3. Cumulative Effect of Transactions: Taken in aggregate, certain acquisitions may “giv[e] rise to a national security risk.” They “may facilitate harmful technology transfer in key industries or otherwise harm national security through the cumulative effect of these investments.” Indeed, “[c]ontextualizing the Committee’s review of an individual transaction in light of the aggregate or series of related transactions could reveal national security risks arising from the covered transaction that were not otherwise apparent.” In its latest annual report, CFIUS has explained that a foreign entity’s “multiple acquisitions or investments [made] in a single sector or in a supply chain with national security implications, including raw materials, research and development for relevant technologies, tools and equipment, and manufacturing capabilities” might trigger national-security risk for CFIUS review purposes.

4. Cybersecurity Risks: Foreign investors “with the capability and intent to conduct cyber intrusions or other malicious cyber-enabled activity … may pose a risk to national security.” Accordingly, cybersecurity-related CFIUS review is “an important tool as part of broader United States efforts to ensure the cybersecurity of the United States.”
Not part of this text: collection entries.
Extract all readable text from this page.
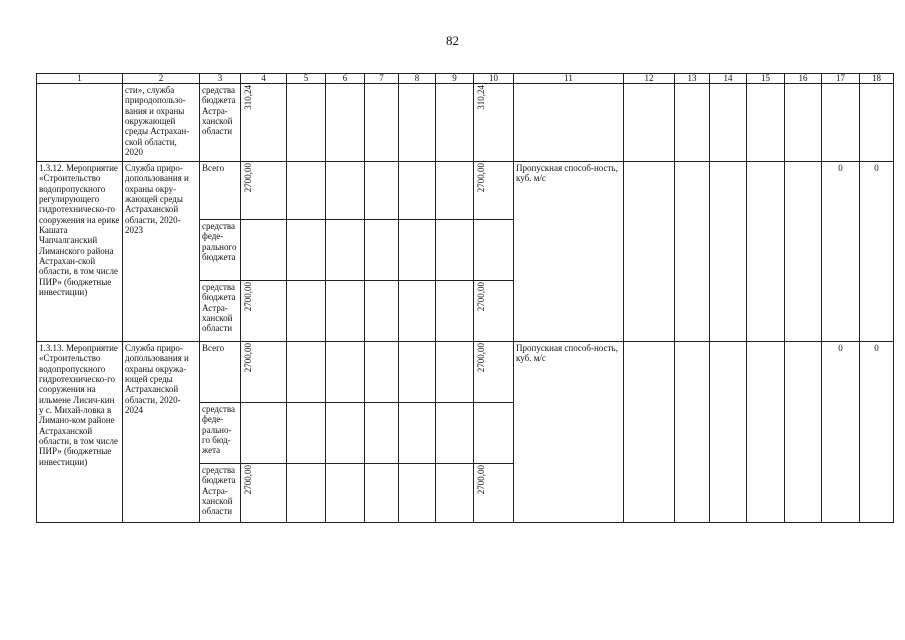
82
1	2	3	4	5	6	7	8	9	10	11	12	13	14	15	16	17	18
	сти», служба природопользо-вания и охраны окружающей среды Астрахан-ской области, 2020	средства бюджета Астра-ханской области	310,24						310,24								
1.3.12. Мероприятие «Строительство водопропускного регулирующего гидротехническо-го сооружения на ерике Кашата Чапчалганский Лиманского района Астрахан-ской области, в том числе ПИР» (бюджетные инвестиции)	Служба приро-допользования и охраны окру-жающей среды Астраханской области, 2020-2023	Всего	2700,00						2700,00	Пропускная способ-ность, куб. м/с						0	0
		средства феде-рального бюджета															
		средства бюджета Астра-ханской области	2700,00						2700,00								
1.3.13. Мероприятие «Строительство водопропускного гидротехническо-го сооружения на ильмене Лисич-кин у с. Михай-ловка в Лимано-ком районе Астраханской области, в том числе ПИР» (бюджетные инвестиции)	Служба приро-допользования и охраны окружа-ющей среды Астраханской области, 2020-2024	Всего	2700,00						2700,00	Пропускная способ-ность, куб. м/с						0	0
		средства феде-рально-го бюд-жета															
		средства бюджета Астра-ханской области	2700,00						2700,00								
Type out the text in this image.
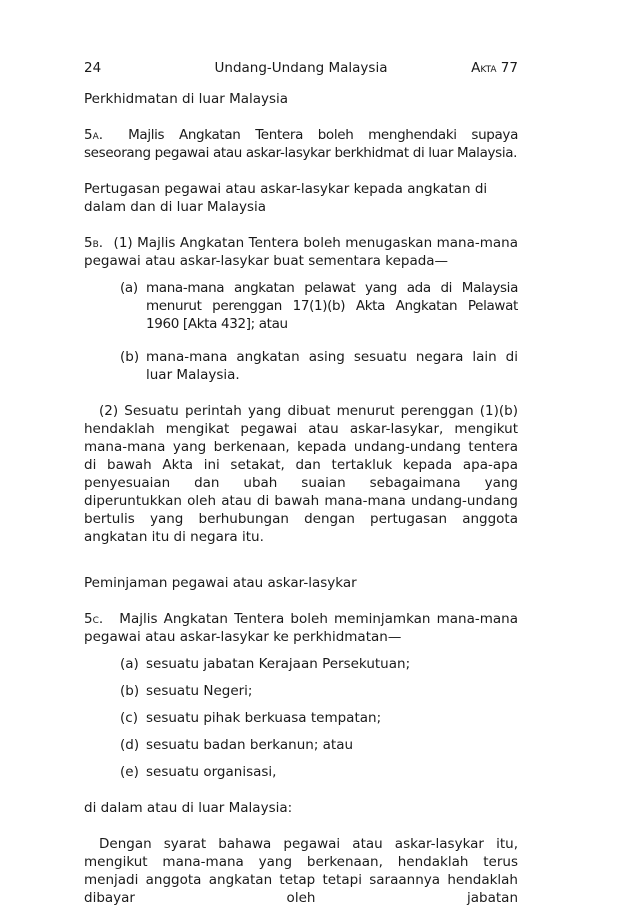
24	Undang-Undang Malaysia	Akta 77

Perkhidmatan di luar Malaysia

5a. Majlis Angkatan Tentera boleh menghendaki supaya seseorang pegawai atau askar-lasykar berkhidmat di luar Malaysia.

Pertugasan pegawai atau askar-lasykar kepada angkatan di dalam dan di luar Malaysia

5b. (1) Majlis Angkatan Tentera boleh menugaskan mana-mana pegawai atau askar-lasykar buat sementara kepada—

(a) mana-mana angkatan pelawat yang ada di Malaysia menurut perenggan 17(1)(b) Akta Angkatan Pelawat 1960 [Akta 432]; atau

(b) mana-mana angkatan asing sesuatu negara lain di luar Malaysia.

(2) Sesuatu perintah yang dibuat menurut perenggan (1)(b) hendaklah mengikat pegawai atau askar-lasykar, mengikut mana-mana yang berkenaan, kepada undang-undang tentera di bawah Akta ini setakat, dan tertakluk kepada apa-apa penyesuaian dan ubah suaian sebagaimana yang diperuntukkan oleh atau di bawah mana-mana undang-undang bertulis yang berhubungan dengan pertugasan anggota angkatan itu di negara itu.

Peminjaman pegawai atau askar-lasykar

5c. Majlis Angkatan Tentera boleh meminjamkan mana-mana pegawai atau askar-lasykar ke perkhidmatan—

(a) sesuatu jabatan Kerajaan Persekutuan;

(b) sesuatu Negeri;

(c) sesuatu pihak berkuasa tempatan;

(d) sesuatu badan berkanun; atau

(e) sesuatu organisasi,

di dalam atau di luar Malaysia:

Dengan syarat bahawa pegawai atau askar-lasykar itu, mengikut mana-mana yang berkenaan, hendaklah terus menjadi anggota angkatan tetap tetapi saraannya hendaklah dibayar oleh jabatan
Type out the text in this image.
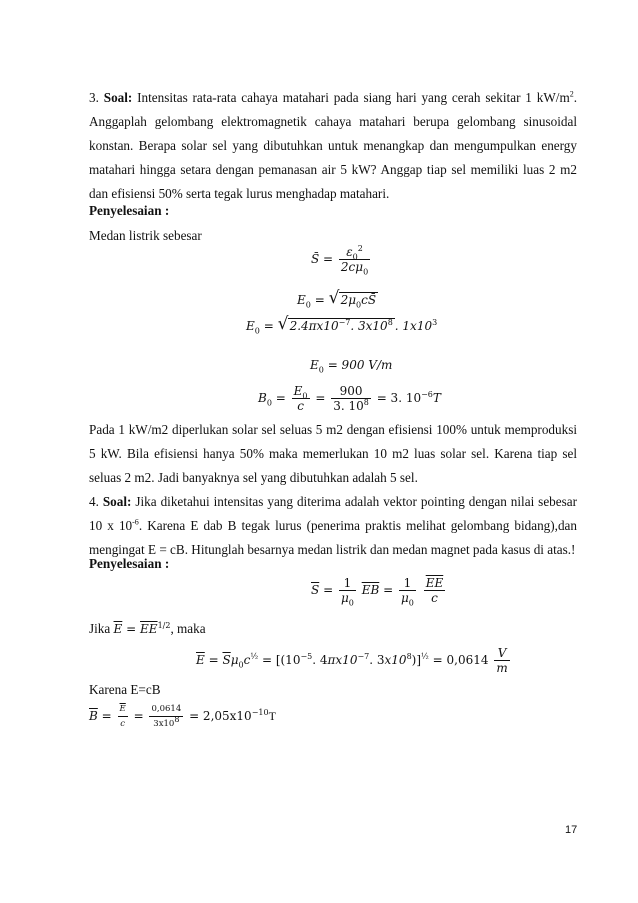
3. Soal: Intensitas rata-rata cahaya matahari pada siang hari yang cerah sekitar 1 $kW/m^2$. Anggaplah gelombang elektromagnetik cahaya matahari berupa gelombang sinusoidal konstan. Berapa solar sel yang dibutuhkan untuk menangkap dan mengumpulkan energy matahari hingga setara dengan pemanasan air 5 kW? Anggap tiap sel memiliki luas 2 m2 dan efisiensi 50% serta tegak lurus menghadap matahari.
Penyelesaian :
Medan listrik sebesar
S̄ = $\frac{\varepsilon_0^2}{2c\mu_0}$
$E_0$ = √ $2\mu_0cS̄$
$E_0$ = √ $2.4\pi x10^{-7}$. $3x10^8$ . $1x10^3$
$E_0 = 900$ V/m
$B_0 = \frac{E_0}{c} = \frac{900}{3. 10^8} = 3$. $10^{-6}T$
Pada 1 kW/m2 diperlukan solar sel seluas 5 m2 dengan efisiensi 100% untuk memproduksi 5 kW. Bila efisiensi hanya 50% maka memerlukan 10 m2 luas solar sel. Karena tiap sel seluas 2 m2. Jadi banyaknya sel yang dibutuhkan adalah 5 sel.
4. Soal: Jika diketahui intensitas yang diterima adalah vektor pointing dengan nilai sebesar 10 x $10^{-6}$. Karena E dab B tegak lurus (penerima praktis melihat gelombang bidang),dan mengingat E = cB. Hitunglah besarnya medan listrik dan medan magnet pada kasus di atas.!
Penyelesaian :
$\overline{S} = \frac{1}{\mu_0} \overline{EB} = \frac{1}{\mu_0}$
$\frac{\overline{EE}}{c}$
Jika $\overline{E} = \overline{EE}^{1/2}$, maka
$\overline{E} = \overline{S}\mu_0c^{\frac{1}{2}} = [(10^{-5}$. $4\pi x10^{-7}$. $3x10^8)]^{\frac{1}{2}} = 0,0614 \frac{V}{m}$
Karena E=cB
$\overline{B} = \frac{\overline{E}}{c} = \frac{0,0614}{3x10^8} = 2,05x10^{-10}T$
17
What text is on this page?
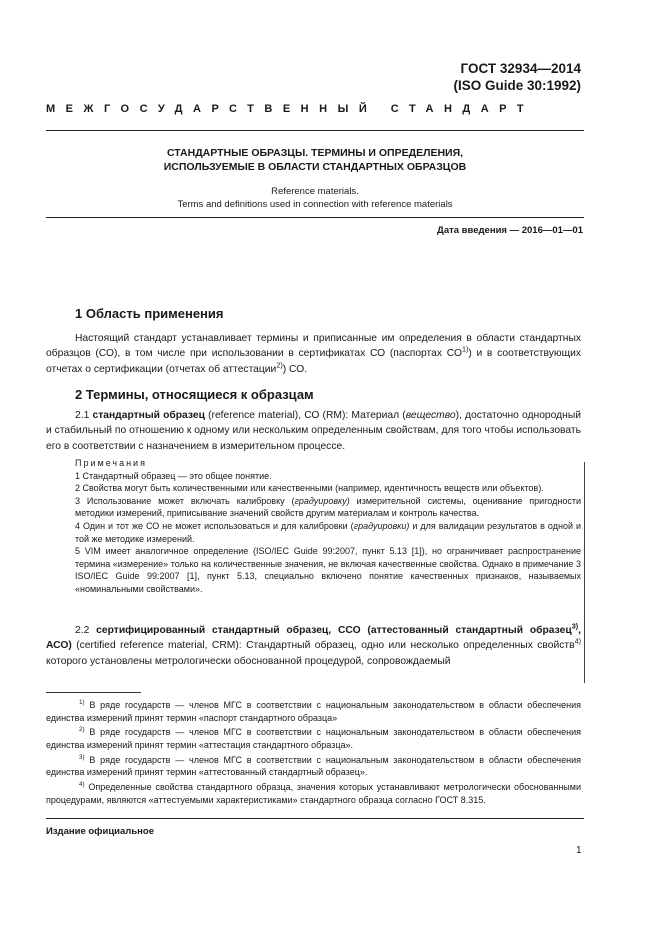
ГОСТ 32934—2014
(ISO Guide 30:1992)
МЕЖГОСУДАРСТВЕННЫЙ СТАНДАРТ
СТАНДАРТНЫЕ ОБРАЗЦЫ. ТЕРМИНЫ И ОПРЕДЕЛЕНИЯ,
ИСПОЛЬЗУЕМЫЕ В ОБЛАСТИ СТАНДАРТНЫХ ОБРАЗЦОВ
Reference materials.
Terms and definitions used in connection with reference materials
Дата введения — 2016—01—01
1 Область применения
Настоящий стандарт устанавливает термины и приписанные им определения в области стандартных образцов (СО), в том числе при использовании в сертификатах СО (паспортах СО$^{1)}$) и в соответствующих отчетах о сертификации (отчетах об аттестации$^{2)}$) СО.
2 Термины, относящиеся к образцам
2.1 стандартный образец (reference material), СО (RM): Материал (вещество), достаточно однородный и стабильный по отношению к одному или нескольким определенным свойствам, для того чтобы использовать его в соответствии с назначением в измерительном процессе.
Примечания
1 Стандартный образец — это общее понятие.
2 Свойства могут быть количественными или качественными (например, идентичность веществ или объектов).
3 Использование может включать калибровку (градуировку) измерительной системы, оценивание пригодности методики измерений, приписывание значений свойств другим материалам и контроль качества.
4 Один и тот же СО не может использоваться и для калибровки (градуировки) и для валидации результатов в одной и той же методике измерений.
5 VIM имеет аналогичное определение (ISO/IEC Guide 99:2007, пункт 5.13 [1]), но ограничивает распространение термина «измерение» только на количественные значения, не включая качественные свойства. Однако в примечание 3 ISO/IEC Guide 99:2007 [1], пункт 5.13, специально включено понятие качественных признаков, называемых «номинальными свойствами».
2.2 сертифицированный стандартный образец, ССО (аттестованный стандартный образец$^{3)}$, АСО) (certified reference material, CRM): Стандартный образец, одно или несколько определенных свойств$^{4)}$ которого установлены метрологически обоснованной процедурой, сопровождаемый
$^{1)}$ В ряде государств — членов МГС в соответствии с национальным законодательством в области обеспечения единства измерений принят термин «паспорт стандартного образца»
$^{2)}$ В ряде государств — членов МГС в соответствии с национальным законодательством в области обеспечения единства измерений принят термин «аттестация стандартного образца».
$^{3)}$ В ряде государств — членов МГС в соответствии с национальным законодательством в области обеспечения единства измерений принят термин «аттестованный стандартный образец».
$^{4)}$ Определенные свойства стандартного образца, значения которых устанавливают метрологически обоснованными процедурами, являются «аттестуемыми характеристиками» стандартного образца согласно ГОСТ 8.315.
Издание официальное
1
5. Data Vulnerability: CFIUS must consider whether the United States business that the foreign acquirer is trying to purchase “has access to [American entities’] sensitive data, including United States persons’ health, digital identity, or other biological data and any data that could be identifiable or de?anonymized, that could be exploited to distinguish or trace an individual’s identity in a manner that threatens national security; or has access to data on sub-populations in the United States” that could threaten the United States’ national security.

*          *          *

EO 14083 reiterates that the United States is “commit[ted] to open investment” as “a cornerstone of our economic policy and provides the United States with substantial economic benefits” — just as long as such investment is consistent with the United States’ national-security imperatives. It is the reason, this EO notes, that “the United States maintains a robust foreign investment review process focused on identifying and addressing such risks.” 

It is also the reason for the EO’s devising of five risk factors for CFIUS to consider when considering covered transactions. Although this EO does not, at least in any manifest or known respects, substantively change how CFIUS operates, it does publicize what is important to the Committee. Consequently, regulated parties, business stakeholders, and other interested entities should take note of this EO’s contents — its five risk factors.

---

¹50 U.S.C. § 4565(f)(1)—(11).
²A contemporary example might be illustrative. Recently, even though CFIUS said it has no jurisdiction to review a transaction — the Chinese-owned Fufeng USA’s purchase of a vacant lot about 12 miles away from a United States military base in North Dakota — U.S. Senator Kevin Cramer has insisted that the United States food supply chain is at stake in this transaction.